If Zhang was shown to have been hired in Huizhou, where wages and compensation levels are significantly lower than in Shenzhen, Foxconn’s liability in the case would be substantially reduced. The worker’s father, Zhang Guangde, took Foxconn to the arbitration office in October, insisting that his son had been hired in Shenzhen.
In official documents seen on Friday by Reuters, the Shenzhen labor dispute arbitration committee ruled against the father. It said the company had produced a contract dated Aug 4, 2011, showing that the young engineer was hired by its Huizhou facility.
It added that at the time of the injury, the young Zhang was an employee of the Huizhou facility who had been sent to its Shenzhen facility for training.

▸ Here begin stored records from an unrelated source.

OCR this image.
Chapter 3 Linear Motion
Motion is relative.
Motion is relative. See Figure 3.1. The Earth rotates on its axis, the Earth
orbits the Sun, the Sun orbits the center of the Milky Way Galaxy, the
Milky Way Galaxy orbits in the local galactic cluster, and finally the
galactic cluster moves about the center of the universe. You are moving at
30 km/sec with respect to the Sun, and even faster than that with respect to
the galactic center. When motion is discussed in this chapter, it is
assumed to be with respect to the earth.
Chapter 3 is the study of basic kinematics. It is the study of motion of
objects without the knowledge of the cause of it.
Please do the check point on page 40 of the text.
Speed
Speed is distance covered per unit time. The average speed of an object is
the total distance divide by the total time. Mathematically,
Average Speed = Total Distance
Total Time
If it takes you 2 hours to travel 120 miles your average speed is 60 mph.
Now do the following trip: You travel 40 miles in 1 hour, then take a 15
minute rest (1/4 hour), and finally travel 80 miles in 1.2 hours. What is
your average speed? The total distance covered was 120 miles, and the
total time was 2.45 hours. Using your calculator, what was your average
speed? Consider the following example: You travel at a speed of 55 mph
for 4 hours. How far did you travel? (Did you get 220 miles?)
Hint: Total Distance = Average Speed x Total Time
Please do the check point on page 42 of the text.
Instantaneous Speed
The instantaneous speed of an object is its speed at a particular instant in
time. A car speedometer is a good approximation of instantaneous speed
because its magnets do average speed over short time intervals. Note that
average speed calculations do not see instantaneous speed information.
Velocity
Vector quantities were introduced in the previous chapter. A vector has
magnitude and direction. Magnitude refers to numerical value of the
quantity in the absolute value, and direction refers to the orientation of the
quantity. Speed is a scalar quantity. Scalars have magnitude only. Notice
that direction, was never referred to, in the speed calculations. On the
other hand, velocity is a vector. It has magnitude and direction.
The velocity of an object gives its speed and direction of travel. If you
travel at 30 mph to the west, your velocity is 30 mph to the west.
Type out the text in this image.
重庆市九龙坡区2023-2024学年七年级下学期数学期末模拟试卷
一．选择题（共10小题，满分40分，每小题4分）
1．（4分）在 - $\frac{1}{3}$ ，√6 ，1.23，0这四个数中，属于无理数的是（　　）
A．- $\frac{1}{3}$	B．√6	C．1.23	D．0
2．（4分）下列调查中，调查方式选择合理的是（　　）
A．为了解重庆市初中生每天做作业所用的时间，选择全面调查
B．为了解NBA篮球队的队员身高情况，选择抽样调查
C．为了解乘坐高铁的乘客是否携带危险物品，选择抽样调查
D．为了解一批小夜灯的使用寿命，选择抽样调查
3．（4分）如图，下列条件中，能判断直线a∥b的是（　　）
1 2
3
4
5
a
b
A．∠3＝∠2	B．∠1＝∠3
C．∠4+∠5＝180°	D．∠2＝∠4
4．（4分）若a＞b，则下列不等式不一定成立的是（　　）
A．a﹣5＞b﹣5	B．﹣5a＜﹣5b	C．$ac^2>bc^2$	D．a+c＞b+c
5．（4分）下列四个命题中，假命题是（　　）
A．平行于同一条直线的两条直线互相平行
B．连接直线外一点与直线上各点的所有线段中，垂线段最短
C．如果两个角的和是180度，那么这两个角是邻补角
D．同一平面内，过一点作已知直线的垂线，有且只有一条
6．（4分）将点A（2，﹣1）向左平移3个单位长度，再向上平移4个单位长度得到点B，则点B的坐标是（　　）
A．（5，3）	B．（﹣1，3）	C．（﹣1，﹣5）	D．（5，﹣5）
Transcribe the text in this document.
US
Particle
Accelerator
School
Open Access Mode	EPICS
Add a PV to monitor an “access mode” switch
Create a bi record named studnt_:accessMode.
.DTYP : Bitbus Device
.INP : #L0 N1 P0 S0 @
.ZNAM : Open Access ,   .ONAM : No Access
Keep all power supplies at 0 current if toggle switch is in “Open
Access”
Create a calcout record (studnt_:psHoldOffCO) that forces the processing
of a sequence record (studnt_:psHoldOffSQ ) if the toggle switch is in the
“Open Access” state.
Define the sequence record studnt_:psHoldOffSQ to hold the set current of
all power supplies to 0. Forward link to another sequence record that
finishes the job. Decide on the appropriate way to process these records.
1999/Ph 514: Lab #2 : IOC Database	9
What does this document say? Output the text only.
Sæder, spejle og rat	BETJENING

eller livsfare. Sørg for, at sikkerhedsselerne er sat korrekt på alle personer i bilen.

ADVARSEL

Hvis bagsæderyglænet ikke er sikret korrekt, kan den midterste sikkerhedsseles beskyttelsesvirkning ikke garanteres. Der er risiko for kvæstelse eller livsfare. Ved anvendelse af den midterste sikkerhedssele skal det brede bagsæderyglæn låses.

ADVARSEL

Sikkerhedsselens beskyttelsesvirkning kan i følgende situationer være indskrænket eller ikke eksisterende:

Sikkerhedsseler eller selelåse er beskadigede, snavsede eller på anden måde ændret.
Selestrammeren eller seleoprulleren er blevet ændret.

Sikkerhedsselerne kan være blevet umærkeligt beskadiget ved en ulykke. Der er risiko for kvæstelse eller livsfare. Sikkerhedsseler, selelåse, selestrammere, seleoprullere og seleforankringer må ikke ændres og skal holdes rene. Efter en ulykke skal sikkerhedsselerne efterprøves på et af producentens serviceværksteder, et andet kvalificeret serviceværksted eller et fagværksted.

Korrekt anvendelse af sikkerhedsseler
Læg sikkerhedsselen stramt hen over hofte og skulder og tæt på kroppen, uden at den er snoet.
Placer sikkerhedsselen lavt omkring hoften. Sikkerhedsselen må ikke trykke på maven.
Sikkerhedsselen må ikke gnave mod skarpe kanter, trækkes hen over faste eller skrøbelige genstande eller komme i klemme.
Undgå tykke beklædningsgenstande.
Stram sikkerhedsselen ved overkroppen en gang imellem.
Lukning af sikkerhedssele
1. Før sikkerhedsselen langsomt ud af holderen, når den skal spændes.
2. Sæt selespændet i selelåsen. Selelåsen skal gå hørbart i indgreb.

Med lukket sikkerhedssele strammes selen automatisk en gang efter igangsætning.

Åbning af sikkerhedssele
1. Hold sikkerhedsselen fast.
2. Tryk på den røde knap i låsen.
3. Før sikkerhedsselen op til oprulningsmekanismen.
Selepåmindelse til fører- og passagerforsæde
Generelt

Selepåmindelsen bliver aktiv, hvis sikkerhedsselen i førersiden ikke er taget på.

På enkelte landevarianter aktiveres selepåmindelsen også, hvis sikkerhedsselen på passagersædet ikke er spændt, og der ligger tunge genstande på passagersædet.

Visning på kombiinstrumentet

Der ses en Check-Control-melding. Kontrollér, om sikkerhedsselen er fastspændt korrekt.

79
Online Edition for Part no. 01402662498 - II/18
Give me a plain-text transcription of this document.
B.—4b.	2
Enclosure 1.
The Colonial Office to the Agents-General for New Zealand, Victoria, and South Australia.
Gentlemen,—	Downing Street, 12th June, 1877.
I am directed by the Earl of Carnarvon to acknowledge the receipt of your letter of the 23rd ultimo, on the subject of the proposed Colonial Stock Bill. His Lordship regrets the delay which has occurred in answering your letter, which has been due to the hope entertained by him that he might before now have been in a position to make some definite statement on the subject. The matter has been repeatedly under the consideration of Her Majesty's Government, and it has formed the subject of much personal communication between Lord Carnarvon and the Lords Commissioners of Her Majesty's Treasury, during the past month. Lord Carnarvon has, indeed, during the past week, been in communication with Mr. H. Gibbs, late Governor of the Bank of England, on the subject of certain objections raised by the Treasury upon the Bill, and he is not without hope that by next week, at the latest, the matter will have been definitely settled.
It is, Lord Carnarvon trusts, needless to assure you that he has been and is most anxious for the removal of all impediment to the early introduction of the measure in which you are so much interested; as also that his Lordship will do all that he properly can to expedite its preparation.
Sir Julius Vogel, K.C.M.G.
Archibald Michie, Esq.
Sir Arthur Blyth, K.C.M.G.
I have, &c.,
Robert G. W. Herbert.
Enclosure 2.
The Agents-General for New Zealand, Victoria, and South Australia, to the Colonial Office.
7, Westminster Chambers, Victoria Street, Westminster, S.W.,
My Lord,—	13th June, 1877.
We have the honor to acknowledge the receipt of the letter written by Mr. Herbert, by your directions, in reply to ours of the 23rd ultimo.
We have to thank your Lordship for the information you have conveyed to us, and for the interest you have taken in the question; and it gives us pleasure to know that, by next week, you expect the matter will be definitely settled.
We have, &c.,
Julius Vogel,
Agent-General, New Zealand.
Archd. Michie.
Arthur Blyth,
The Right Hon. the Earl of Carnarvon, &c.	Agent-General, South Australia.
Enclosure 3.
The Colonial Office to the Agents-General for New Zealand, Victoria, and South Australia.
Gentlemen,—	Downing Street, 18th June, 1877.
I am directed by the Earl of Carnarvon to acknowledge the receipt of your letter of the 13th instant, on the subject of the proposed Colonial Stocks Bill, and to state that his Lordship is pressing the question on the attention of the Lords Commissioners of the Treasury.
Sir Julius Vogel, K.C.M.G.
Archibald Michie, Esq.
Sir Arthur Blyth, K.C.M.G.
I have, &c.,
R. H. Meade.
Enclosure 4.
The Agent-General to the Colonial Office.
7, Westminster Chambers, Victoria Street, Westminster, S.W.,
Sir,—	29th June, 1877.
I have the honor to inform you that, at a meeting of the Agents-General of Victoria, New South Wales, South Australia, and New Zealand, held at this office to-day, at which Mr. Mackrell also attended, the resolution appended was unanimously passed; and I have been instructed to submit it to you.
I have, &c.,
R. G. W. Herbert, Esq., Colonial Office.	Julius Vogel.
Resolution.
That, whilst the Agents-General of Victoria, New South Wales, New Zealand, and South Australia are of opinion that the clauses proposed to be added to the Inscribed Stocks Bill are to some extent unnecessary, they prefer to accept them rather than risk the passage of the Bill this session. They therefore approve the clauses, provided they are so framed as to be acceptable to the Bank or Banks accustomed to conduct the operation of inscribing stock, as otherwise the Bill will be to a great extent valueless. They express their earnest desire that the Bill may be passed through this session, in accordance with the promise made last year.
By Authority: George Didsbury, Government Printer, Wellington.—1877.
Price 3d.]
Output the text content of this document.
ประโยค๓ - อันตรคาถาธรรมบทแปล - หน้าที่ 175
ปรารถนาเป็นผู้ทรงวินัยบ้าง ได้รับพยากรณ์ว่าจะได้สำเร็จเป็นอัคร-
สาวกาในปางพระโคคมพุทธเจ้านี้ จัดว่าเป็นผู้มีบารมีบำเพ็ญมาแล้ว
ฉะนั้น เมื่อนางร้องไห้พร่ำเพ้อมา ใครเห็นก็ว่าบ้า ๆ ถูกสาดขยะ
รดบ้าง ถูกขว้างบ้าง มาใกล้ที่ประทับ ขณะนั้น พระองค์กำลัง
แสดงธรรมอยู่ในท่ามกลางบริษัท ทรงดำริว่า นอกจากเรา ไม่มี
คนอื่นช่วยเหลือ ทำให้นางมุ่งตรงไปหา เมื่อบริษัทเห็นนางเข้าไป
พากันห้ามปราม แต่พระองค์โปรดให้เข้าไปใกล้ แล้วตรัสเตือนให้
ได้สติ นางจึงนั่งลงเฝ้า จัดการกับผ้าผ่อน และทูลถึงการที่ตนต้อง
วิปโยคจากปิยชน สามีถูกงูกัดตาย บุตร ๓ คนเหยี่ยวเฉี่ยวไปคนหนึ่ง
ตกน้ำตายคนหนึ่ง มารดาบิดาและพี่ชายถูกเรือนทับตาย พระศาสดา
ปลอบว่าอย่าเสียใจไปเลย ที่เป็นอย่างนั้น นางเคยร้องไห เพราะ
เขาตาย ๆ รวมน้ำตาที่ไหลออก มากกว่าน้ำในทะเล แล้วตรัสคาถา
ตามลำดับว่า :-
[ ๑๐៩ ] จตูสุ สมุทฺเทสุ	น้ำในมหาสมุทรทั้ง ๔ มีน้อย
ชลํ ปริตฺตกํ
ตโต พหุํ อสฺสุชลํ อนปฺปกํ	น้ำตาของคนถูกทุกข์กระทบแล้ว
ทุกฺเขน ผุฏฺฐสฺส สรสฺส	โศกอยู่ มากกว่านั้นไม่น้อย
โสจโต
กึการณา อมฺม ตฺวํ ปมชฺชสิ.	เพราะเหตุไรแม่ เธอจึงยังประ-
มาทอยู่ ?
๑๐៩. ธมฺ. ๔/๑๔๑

Zhang will appeal the decision, but the attention paid to the case in both domestic and foreign media may already have made that a moot point. Foxconn representatives told Reuters:
“As we have reassured the family in the past, the place of Mr. Zhang’s employment has no impact on the level of support that our company will be providing Mr. Zhang and his family during his current rehabilitation or as part of any long-term care.”
Foxconn has said that it will now permit Zhang to be assessed for disability allowances in the Shenzhen plant.
Labour activists say that it is common for large firms to officially hire employees in the Chinese interior, where wages and benefits are lower, and then move them to factories in the busy industrial zones in South East China.